300 000€ à la charge du département
Il faut dire que Yves Rome avait vu les choses en grand. Trois imprimantes 3D, deux découpeuses (laser et papier), trois scanners 3D, plusieurs scies, perceuses, machines à coudre… la liste du matériel à disposition donne le tournis. Les plages d’ouverture sont larges, l’accès entièrement gratuit, six employés s’assurent du bon fonctionnement de cet espace de 1000 m2 et le fablab est même parti à la conquête du territoire de l’Oise avec le fablab mobile, en janvier 2015.
En tout, 300 000€ de frais de matériel et d’aménagement, avance le Parisien, pris en charge à 100% par le département.

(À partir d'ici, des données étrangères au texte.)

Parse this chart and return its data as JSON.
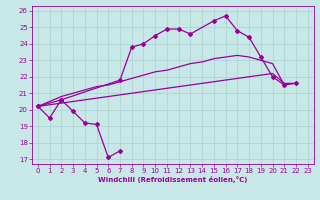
{
  "xlabel": "Windchill (Refroidissement éolien,°C)",
  "xlim": [
    -0.5,
    23.5
  ],
  "ylim": [
    16.7,
    26.3
  ],
  "yticks": [
    17,
    18,
    19,
    20,
    21,
    22,
    23,
    24,
    25,
    26
  ],
  "xticks": [
    0,
    1,
    2,
    3,
    4,
    5,
    6,
    7,
    8,
    9,
    10,
    11,
    12,
    13,
    14,
    15,
    16,
    17,
    18,
    19,
    20,
    21,
    22,
    23
  ],
  "bg_color": "#c8e8e8",
  "grid_color": "#aed4d4",
  "line_color": "#990099",
  "line1_x": [
    0,
    1,
    2,
    3,
    4,
    5,
    6,
    7
  ],
  "line1_y": [
    20.2,
    19.5,
    20.6,
    19.9,
    19.2,
    19.1,
    17.1,
    17.5
  ],
  "line2_x": [
    0,
    2,
    7,
    8,
    9,
    10,
    11,
    12,
    13,
    15,
    16,
    17,
    18,
    19,
    20,
    21,
    22
  ],
  "line2_y": [
    20.2,
    20.6,
    21.8,
    23.8,
    24.0,
    24.5,
    24.9,
    24.9,
    24.6,
    25.4,
    25.7,
    24.8,
    24.4,
    23.2,
    22.0,
    21.5,
    21.6
  ],
  "line3_x": [
    0,
    1,
    2,
    3,
    4,
    5,
    6,
    7,
    8,
    9,
    10,
    11,
    12,
    13,
    14,
    15,
    16,
    17,
    18,
    19,
    20,
    21
  ],
  "line3_y": [
    20.2,
    20.5,
    20.8,
    21.0,
    21.2,
    21.4,
    21.5,
    21.7,
    21.9,
    22.1,
    22.3,
    22.4,
    22.6,
    22.8,
    22.9,
    23.1,
    23.2,
    23.3,
    23.2,
    23.0,
    22.8,
    21.5
  ],
  "line4_x": [
    0,
    1,
    2,
    3,
    4,
    5,
    6,
    7,
    8,
    9,
    10,
    11,
    12,
    13,
    14,
    15,
    16,
    17,
    18,
    19,
    20,
    21,
    22
  ],
  "line4_y": [
    20.2,
    20.3,
    20.4,
    20.5,
    20.6,
    20.7,
    20.8,
    20.9,
    21.0,
    21.1,
    21.2,
    21.3,
    21.4,
    21.5,
    21.6,
    21.7,
    21.8,
    21.9,
    22.0,
    22.1,
    22.2,
    21.6,
    21.6
  ]
}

Une bizarrerie : si les collectivités territoriales soutiennent très souvent les fablabs qui s’implantent dans leurs territoires, elles s’allient habituellement à d’autres partenaires.
« L’état des finances que la nouvelle majorité a découvert est désastreux ! », annonçait en juin 2015 le nouveau président du Conseil général, un brin dramatique. David Nouard, son responsable des finances, de la modernisation et du numérique, renchérit : si aucune « décision difficile » n’était prise, le département se serait trouvée dans « une impasse budgétaire ». Tant pis si la majorité des dépenses a déjà été engagée et que le Parisien avance un coût de fonctionnement plutôt faible de 10 000€ – une somme probablement sous-estimée, selon David Nouard. Un an après avoir participé à la conception du fablab, le voici en train de plancher sur son démantèlement.
A la recherche du modèle économique
L’Atelier de l’Oise n’est pas le premier fablab à fermer ses portes : en janvier 2015, Makery interviewait Olivier Chambon, instigateur du Rural lab ouvert en 2013. Comme dans l’Oise, l’appel à projets fablabs du ministère de l’Économie a été l’élément déclencheur, expliquait-il. Malgré des partenariats pour le matériel, il n’avait pu obtenir les subventions nécessaires au bon fonctionnement du fablab et en décembre 2014, l’association décidait de sa dissolution. En février 2015, c’était au tour des Fabriques du Ponant, à Brest, de faire les fonds de tiroir : 50 000€ manquaient, malgré les aides de la région, du département et de la ville.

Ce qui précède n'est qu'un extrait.